Healing the Heart
FIGURE skaters have a surreal quality: They are the among the most graceful of athletes, dramatizing their exotic freedom with every move.
Nancy Kerrigan, the 1992 Olympic bronze medal winner, looking toward the gold in 1994, is elegant and ethereal even among her sister athlete-artists. It is therefore all the more shocking that an unidentified man should come out of the stands at a Detroit rink and assault her, apparently with a crowbar, after she finished practicing to defend her title in the US Figure Skating Championships. (Fortunately, despite Ms. Kerrigan's inability to finish competing during the weekend in the US Figure Skating Championship, the US Olympic Committee, exercising its discretion, named her to the team.)
The same day, tennis star Monica Seles announced she was still not ready to play competitively eight months after being stabbed by a spectator at courtside in Germany.
Sociologists and psychologists are finding constant opportunities to theorize about random, senseless violence. When violence, such as drive-by shootings, happens among gang members and drug dealers, it becomes too easy to find pat explanations in terms of perpetrators, victims, and locations. The Kerrigan incident defies such answers.

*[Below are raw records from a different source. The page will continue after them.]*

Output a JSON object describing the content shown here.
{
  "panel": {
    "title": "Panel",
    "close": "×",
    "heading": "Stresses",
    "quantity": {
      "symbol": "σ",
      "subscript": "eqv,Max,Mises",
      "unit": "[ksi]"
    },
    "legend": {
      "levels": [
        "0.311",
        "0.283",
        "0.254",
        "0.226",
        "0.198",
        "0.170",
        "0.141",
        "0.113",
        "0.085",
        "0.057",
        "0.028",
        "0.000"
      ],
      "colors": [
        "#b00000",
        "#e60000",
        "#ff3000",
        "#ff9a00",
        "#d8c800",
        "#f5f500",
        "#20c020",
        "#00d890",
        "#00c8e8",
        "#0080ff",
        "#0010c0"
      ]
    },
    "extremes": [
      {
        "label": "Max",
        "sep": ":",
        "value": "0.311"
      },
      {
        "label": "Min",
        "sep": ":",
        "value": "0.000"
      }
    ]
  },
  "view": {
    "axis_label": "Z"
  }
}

On the evening of the assault, a conference sponsored by the Rev. Jesse Jackson and the Rainbow Coalition discussed violence in broad, deep terms that went beyond simple explanations and platitudes.
The word ``meanness'' was voiced more than once - expressing the sense that there is a new meanness in this country, a willingness to engage in, and even a taste for, random assaults against others, either by word or deed.
More police on the street, more criminals in jail, less violence on TV, fewer guns - all the restraints being proposed to control 1990s violence need to be applied, with preventive emphasis on education and jobs.
But such external approaches, while helpful, will not by themselves improve the national climate and bring inner peace to those parts of society exploding with anger. The true realists are those who recognize that the meanness will ease when there is a healing of the heart.